Functional analysis of differentially expressed genes. (A) All genes that are differentially expressed relative to G500, amplified genes, and genes with mutations in at least one of the strains; (B) genes which are differentially expressed in at least two strains simultaneously; (C) genes with mutations; (D) genes differentially expressed only in the H500 strain; (E) genes differentially expressed in the H500 and O500 strains simultaneously; (F) genes differentially expressed only in the O500 strain; (G) not amplified genes, which are differentially expressed in the P500 strain; (H) amplified genes in P500, which are differentially expressed and (I) genes amplified in the P500 strain, but not differentially expressed. Dark red points indicate the correlation between genes and GO terms in each group.
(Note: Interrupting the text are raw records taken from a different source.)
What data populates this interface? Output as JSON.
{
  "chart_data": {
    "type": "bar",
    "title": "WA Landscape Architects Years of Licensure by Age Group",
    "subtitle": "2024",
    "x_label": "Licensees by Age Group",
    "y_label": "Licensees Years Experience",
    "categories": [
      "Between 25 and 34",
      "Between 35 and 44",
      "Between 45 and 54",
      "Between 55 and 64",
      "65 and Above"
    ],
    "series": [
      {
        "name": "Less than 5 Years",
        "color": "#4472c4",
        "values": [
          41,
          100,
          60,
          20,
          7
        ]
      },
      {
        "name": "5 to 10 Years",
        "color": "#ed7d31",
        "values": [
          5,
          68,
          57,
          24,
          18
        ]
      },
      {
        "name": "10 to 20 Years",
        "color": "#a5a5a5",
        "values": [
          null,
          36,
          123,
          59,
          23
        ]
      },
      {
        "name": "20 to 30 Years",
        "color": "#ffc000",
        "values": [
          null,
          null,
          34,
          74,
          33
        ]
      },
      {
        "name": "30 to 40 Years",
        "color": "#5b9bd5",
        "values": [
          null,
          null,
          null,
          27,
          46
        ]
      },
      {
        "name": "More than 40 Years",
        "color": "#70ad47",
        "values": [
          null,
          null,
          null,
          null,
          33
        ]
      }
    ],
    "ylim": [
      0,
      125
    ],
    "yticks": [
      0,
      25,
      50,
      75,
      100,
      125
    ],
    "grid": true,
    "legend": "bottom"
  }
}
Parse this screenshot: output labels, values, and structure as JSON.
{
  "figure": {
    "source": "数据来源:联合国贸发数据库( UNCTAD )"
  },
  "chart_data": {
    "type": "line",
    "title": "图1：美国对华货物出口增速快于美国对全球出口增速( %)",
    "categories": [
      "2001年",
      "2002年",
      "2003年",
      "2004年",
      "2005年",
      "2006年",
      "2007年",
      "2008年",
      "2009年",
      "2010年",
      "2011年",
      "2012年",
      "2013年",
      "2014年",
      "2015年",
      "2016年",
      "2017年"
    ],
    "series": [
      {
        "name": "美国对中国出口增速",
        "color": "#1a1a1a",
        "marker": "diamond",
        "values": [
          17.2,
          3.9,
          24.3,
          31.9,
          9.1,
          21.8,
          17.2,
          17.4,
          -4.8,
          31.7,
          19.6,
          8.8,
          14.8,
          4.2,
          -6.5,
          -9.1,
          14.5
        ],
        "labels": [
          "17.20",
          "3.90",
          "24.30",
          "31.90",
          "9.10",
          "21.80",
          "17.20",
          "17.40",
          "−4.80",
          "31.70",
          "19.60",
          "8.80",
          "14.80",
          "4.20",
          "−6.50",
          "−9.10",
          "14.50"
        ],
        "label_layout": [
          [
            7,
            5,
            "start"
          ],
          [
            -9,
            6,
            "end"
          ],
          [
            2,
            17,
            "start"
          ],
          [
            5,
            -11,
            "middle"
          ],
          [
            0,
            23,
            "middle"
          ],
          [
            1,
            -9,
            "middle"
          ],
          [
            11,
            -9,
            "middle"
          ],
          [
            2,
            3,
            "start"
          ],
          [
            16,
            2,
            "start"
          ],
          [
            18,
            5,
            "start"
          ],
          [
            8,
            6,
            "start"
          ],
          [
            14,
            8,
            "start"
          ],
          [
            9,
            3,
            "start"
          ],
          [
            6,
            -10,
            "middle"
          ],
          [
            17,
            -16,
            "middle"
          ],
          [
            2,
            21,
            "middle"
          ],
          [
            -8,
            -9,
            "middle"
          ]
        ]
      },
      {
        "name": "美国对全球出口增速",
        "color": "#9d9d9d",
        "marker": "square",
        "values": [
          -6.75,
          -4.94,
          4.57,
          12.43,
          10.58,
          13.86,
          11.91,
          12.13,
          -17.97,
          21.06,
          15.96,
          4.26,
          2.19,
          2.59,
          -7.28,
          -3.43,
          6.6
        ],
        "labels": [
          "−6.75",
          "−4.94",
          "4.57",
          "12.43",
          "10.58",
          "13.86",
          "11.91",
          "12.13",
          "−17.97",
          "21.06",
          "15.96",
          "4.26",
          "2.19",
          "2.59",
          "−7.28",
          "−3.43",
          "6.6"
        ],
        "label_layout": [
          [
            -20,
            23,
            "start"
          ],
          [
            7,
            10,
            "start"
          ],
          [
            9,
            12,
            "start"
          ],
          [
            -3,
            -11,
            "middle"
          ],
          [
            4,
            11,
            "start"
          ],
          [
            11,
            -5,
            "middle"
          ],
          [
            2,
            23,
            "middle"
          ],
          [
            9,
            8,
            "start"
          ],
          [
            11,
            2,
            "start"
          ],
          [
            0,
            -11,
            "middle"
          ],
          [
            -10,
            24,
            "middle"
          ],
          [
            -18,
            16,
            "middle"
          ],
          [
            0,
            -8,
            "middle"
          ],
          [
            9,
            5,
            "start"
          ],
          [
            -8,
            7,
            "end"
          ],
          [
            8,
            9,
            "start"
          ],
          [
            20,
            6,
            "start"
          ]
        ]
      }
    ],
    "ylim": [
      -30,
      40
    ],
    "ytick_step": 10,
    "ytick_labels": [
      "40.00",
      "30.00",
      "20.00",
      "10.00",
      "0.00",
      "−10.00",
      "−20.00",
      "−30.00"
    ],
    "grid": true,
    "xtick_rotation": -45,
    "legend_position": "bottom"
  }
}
Dark green labels on the vertical sidebars show significantly overrepresented GO terms in each group, and dark blue labels on the horizontal sidebars show genes that are in the currently known gene regulatory network of E. coli (Keseler et al, 2011).

Figure 6

Relative fitness of B500-evolved clones relative to the reference G500 population (top) and fitness of B500 repair mutants relative to the original B500-evolved clone (bottom) under all environmental conditions. Relative fitness of strains was assessed through competition assays in all five environments (see Materials and methods). Fitness refers to Darwinian fitness (Supplementary Text) as measured through competition. Competition of E. coli MG1655 strain with added chloramphenicol resistance gene relative to E. coli MG1655 (chloramphenicol sensitive) was added as a control (gray bar). Bars represent averages of two independent competitions (shown with dots); counts for each competition were averaged over three plates in each experiment. Competition assays were obtained over 48 h of growth with one transfer (1:50 dilution) at 24 h Supplementary Table S-XII summarizes the competition assay results. Source data for this figure is available on the online supplementary information page.